A heavy tax has been imposed on motor cycle’s first registration which is likely to push cyclists into a dodgy lifestyle
HABARI DAILY I Kampala, Uganda I The 2026/27 national budget presented by Finance Minister Henry Musasizi today has triggered widespread debate after government introduced a series of new taxes and increased levies on several everyday products in a bid to boost domestic revenue and manage mounting fiscal pressures.
While government argues that the measures are necessary to finance development priorities and reduce dependence on borrowing, economists, business leaders and civil society groups have described the budget as one of the toughest in recent years due to the increased tax burden on consumers and businesses.
The budget comes at a time when Uganda faces growing expenditure demands, rising debt-servicing obligations and pressure to increase domestic revenue collections.
Motorcycle registration levy
Among the most notable measures is a sharp increase in the tax on motorcycles at first registration. The levy has risen from Shs200,000 to Shs500,000, a move government expects will generate an additional Shs26 billion. The increase is likely to affect boda boda operators and individuals seeking to purchase motorcycles, which remain one of the most affordable means of transport and employment in the country.
Government has also introduced a new stamp duty on the first registration and transfer of motorcycles, tricycles and quadricycles. Under the new measure, motorcycles, tricycles and quadricycles will attract a duty of Shs30,000, while certain other motorcycle categories will attract Shs200,000. Officials estimate the measure will raise Shs30 billion.
Consumers are also expected to feel the impact of increased taxes on essential household commodities.
Heavy tax on cooking oil
Excise duty on cooking oil has doubled from Shs200 to Shs400 per litre, with government projecting additional revenue of Shs25 billion. A new excise duty of Shs500 per litre or kilogramme has also been imposed on cooking fat, expected to generate Shs15 billion.
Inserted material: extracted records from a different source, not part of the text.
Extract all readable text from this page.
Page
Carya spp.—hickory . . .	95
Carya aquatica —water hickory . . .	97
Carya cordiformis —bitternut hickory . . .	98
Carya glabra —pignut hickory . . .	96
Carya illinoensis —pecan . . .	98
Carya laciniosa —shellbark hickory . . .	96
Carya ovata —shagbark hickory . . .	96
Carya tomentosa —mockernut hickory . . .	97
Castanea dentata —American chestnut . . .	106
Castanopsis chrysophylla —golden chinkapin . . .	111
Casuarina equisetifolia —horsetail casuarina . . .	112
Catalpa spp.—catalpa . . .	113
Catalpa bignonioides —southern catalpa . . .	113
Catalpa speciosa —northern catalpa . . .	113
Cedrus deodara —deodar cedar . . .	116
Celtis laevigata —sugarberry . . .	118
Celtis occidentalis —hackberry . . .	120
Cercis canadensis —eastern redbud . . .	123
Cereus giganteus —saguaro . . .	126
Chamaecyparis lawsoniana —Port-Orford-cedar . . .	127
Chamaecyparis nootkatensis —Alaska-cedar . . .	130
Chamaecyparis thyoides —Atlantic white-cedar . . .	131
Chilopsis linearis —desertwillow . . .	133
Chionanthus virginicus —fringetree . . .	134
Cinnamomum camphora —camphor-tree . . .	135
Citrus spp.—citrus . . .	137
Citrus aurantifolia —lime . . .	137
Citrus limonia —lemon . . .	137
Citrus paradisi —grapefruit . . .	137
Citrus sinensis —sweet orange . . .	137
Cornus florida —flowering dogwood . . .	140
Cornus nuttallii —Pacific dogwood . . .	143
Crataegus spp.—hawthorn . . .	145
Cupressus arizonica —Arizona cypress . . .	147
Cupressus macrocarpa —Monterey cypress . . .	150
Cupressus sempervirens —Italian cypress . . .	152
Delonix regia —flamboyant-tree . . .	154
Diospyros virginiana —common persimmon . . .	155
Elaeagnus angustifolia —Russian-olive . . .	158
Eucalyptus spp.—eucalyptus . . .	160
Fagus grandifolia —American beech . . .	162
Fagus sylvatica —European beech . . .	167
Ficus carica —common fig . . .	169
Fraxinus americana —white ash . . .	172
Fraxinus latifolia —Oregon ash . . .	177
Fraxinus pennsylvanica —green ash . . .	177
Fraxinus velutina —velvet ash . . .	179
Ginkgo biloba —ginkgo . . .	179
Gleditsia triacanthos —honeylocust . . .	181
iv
Similarly, excise duty on sugar has doubled from Shs100 to Shs200 per kilogramme and is projected to bring in Shs25 billion in revenue. Analysts warn that the combined effect of these measures could contribute to higher food prices and increase pressure on household budgets already strained by the rising cost of living.
The construction sector has not been spared. Excise duty on cement has increased from Shs500 to Shs750 per 50-kilogramme bag, a measure expected to raise Shs15 billion. Industry players fear the increase could raise construction costs and affect housing affordability as well as ongoing infrastructure projects.
Government has also introduced new taxes on paints and varnishes. Locally manufactured paints and varnishes will attract a tax of three percent or Shs50 per litre or kilogramme, whichever is higher, while imported varnishes will attract Shs2,000 per litre. The measure is expected to generate Shs24 billion.
Tax on single-use plastics
Environmental taxes have equally been strengthened. The tax on single-use plastics has increased significantly from 2.5 percent or US$70 per tonne to 25 percent or US$1,500 per tonne. Government says the measure is intended to protect the environment while raising Shs10 billion in additional revenue.
The tax increases come against the backdrop of an Shs84.39 trillion national budget that seeks to finance industrialisation, wealth creation, infrastructure development and human capital investments.
However, critics argue that a substantial portion of government expenditure continues to be absorbed by debt repayments and statutory obligations, limiting the amount of money available for direct service delivery and development programmes.
Some economists have expressed concern that increasing taxes on widely consumed goods and small-business inputs could place additional pressure on ordinary Ugandans. Others argue that government should focus more aggressively on improving efficiency, reducing wasteful expenditure and strengthening accountability before introducing additional taxes.
Civil society organisations have also questioned whether large allocations to security and debt servicing could constrain funding available for sectors such as health, education and local government services.
Domestic revenue mobilisation
Government, however, maintains that the new tax measures are necessary to strengthen domestic revenue mobilisation and support long-term economic transformation. Officials argue that increased revenue collection will help finance priority investments under the Fourth National Development Plan while reducing reliance on external borrowing.
Now that the budget has already been read, the debate is likely to focus on whether the additional taxes will generate the expected revenues without imposing excessive costs on households, businesses and the broader economy.